Are you interested in Data Science but not sure if you can succeed because you do not have any programming experience? Or Not sure how much programming is enough to get started?
Do not worry! In this article, I am going to explain the basic python programming concepts that are required to start your journey of learning Data Science. Even if you are not choosing python to learn Data Science still the topics would remain the same.
Setting up the Environment
The first step is to set the environment right, for learning python it is best to have Anaconda installed. There are some benefits in using Anaconda.
- It comes with Jupyter Notebook and Spyder IDEs
- You have the option to access the IDEs through Command Prompt or using Navigator (UI based)
- It has more 1500 data science packages
- Extremely easy and fast to set up and get started
- Easy to create multiple environments, this feature is especially useful when you are working on many projects with different contrasting dependencies on the libraries
Install Anaconda from [here](https://conda.io/projects/conda/en/latest/user-guide/getting-started.html). You can get started with Anaconda using the link here, this would cover all the basic commands and features. If you are more of a video person I have made a video on getting started with Anaconda, check below:
Before getting started with any topic try to familiarize yourself with the IDE that you are going to work on, simple things like starting the IDE, shutting down the IDE, clearing the memory, executing the scripts, and so on.
Variable and String Data Type
On the successful installation of the tool, the next step is to know about declaring a variable and learn more about the string data type and the operations that can be performed on the string data type.
It is important to understand how the string data type is working in python. The string data types in Python are considered as an array of characters, and the character(s) of the string can be accessed using square brackets by specifying the index
Some of the string operations that you should get familiar are
- Replace() – Used to replace a specific value in the string with a new value
- Split() – Used to split a string into 2 or more parts based on a delimiter
- Concatenation – Plus operator used to concatenate a number of strings
- Trim() – Used to remove the extra spaces before and after a string
- Lower() and Upper() – Used to change the string case, either upper case to lower case or from lower case to upper case
- Use of Index to filter a subset of string
- Use of ‘IN’ and ‘NOT’ to check for the presence/absence of a phrase in the string
Refer to the python tutorial here to learn about these concepts and features of python programming language
Numeric, Boolean, and Operators
Learn about the three numeric data types in python – Integer, Float, and Complex.

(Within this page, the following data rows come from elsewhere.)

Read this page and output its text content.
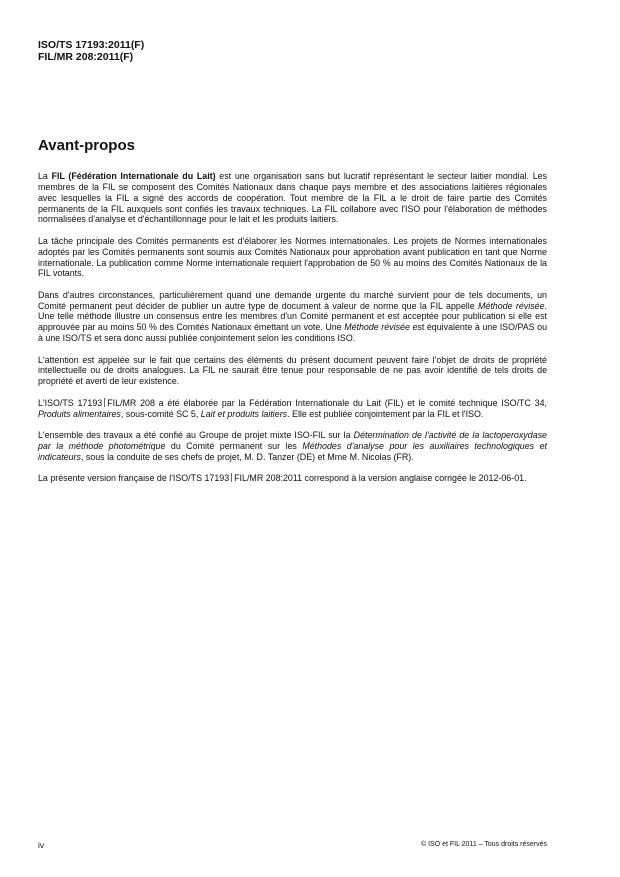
ISO/TS 17193:2011(F)
FIL/MR 208:2011(F)
Avant-propos

La FIL (Fédération Internationale du Lait) est une organisation sans but lucratif représentant le secteur laitier mondial. Les membres de la FIL se composent des Comités Nationaux dans chaque pays membre et des associations laitières régionales avec lesquelles la FIL a signé des accords de coopération. Tout membre de la FIL a le droit de faire partie des Comités permanents de la FIL auxquels sont confiés les travaux techniques. La FIL collabore avec l'ISO pour l'élaboration de méthodes normalisées d'analyse et d'échantillonnage pour le lait et les produits laitiers.

La tâche principale des Comités permanents est d'élaborer les Normes internationales. Les projets de Normes internationales adoptés par les Comités permanents sont soumis aux Comités Nationaux pour approbation avant publication en tant que Norme internationale. La publication comme Norme internationale requiert l'approbation de 50 % au moins des Comités Nationaux de la FIL votants.

Dans d'autres circonstances, particulièrement quand une demande urgente du marché survient pour de tels documents, un Comité permanent peut décider de publier un autre type de document à valeur de norme que la FIL appelle Méthode révisée. Une telle méthode illustre un consensus entre les membres d'un Comité permanent et est acceptée pour publication si elle est approuvée par au moins 50 % des Comités Nationaux émettant un vote. Une Méthode révisée est équivalente à une ISO/PAS ou à une ISO/TS et sera donc aussi publiée conjointement selon les conditions ISO.

L'attention est appelée sur le fait que certains des éléments du présent document peuvent faire l'objet de droits de propriété intellectuelle ou de droits analogues. La FIL ne saurait être tenue pour responsable de ne pas avoir identifié de tels droits de propriété et averti de leur existence.

L'ISO/TS 17193 FIL/MR 208 a été élaborée par la Fédération Internationale du Lait (FIL) et le comité technique ISO/TC 34, Produits alimentaires, sous-comité SC 5, Lait et produits laitiers. Elle est publiée conjointement par la FIL et l'ISO.

L'ensemble des travaux a été confié au Groupe de projet mixte ISO-FIL sur la Détermination de l'activité de la lactoperoxydase par la méthode photométrique du Comité permanent sur les Méthodes d'analyse pour les auxiliaires technologiques et indicateurs, sous la conduite de ses chefs de projet, M. D. Tanzer (DE) et Mme M. Nicolas (FR).

La présente version française de l'ISO/TS 17193 FIL/MR 208:2011 correspond à la version anglaise corrigée le 2012-06-01.

iv	© ISO et FIL 2011 – Tous droits réservés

Also about the methods to convert data from one numeric format to the others and how it would reflect in the data as such. For example, define an integer convert it into float and check what happens to the value.

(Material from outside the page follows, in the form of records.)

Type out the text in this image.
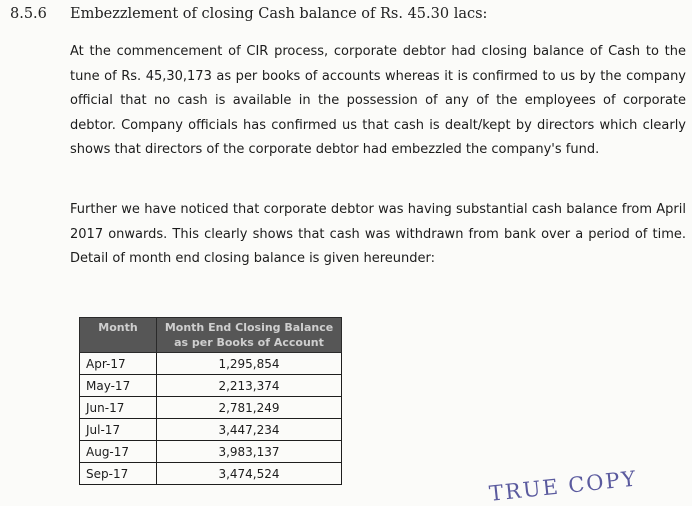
8.5.6 Embezzlement of closing Cash balance of Rs. 45.30 lacs:

At the commencement of CIR process, corporate debtor had closing balance of Cash to the tune of Rs. 45,30,173 as per books of accounts whereas it is confirmed to us by the company official that no cash is available in the possession of any of the employees of corporate debtor. Company officials has confirmed us that cash is dealt/kept by directors which clearly shows that directors of the corporate debtor had embezzled the company's fund.

Further we have noticed that corporate debtor was having substantial cash balance from April 2017 onwards. This clearly shows that cash was withdrawn from bank over a period of time. Detail of month end closing balance is given hereunder:

Month	Month End Closing Balance as per Books of Account
Apr-17	1,295,854
May-17	2,213,374
Jun-17	2,781,249
Jul-17	3,447,234
Aug-17	3,983,137
Sep-17	3,474,524	TRUE COPY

Boolean represents either True or False. They are generally used to evaluate an expression/condition like Is A > B?
Coming to Operators they are used to perform operations between variables or values or a combination of both variables and values. Some of the operators available in python are,
- Assignment Operators
- Comparison Operators
- Arithmetic Operators
- Logical Operators
- Bitwise Operators
- Identity and Membership Operators
Learn about all the python operators from the tutorial here and practice by trying out them
Collection Data Types (List, Tuple, Sets, and Dictionary)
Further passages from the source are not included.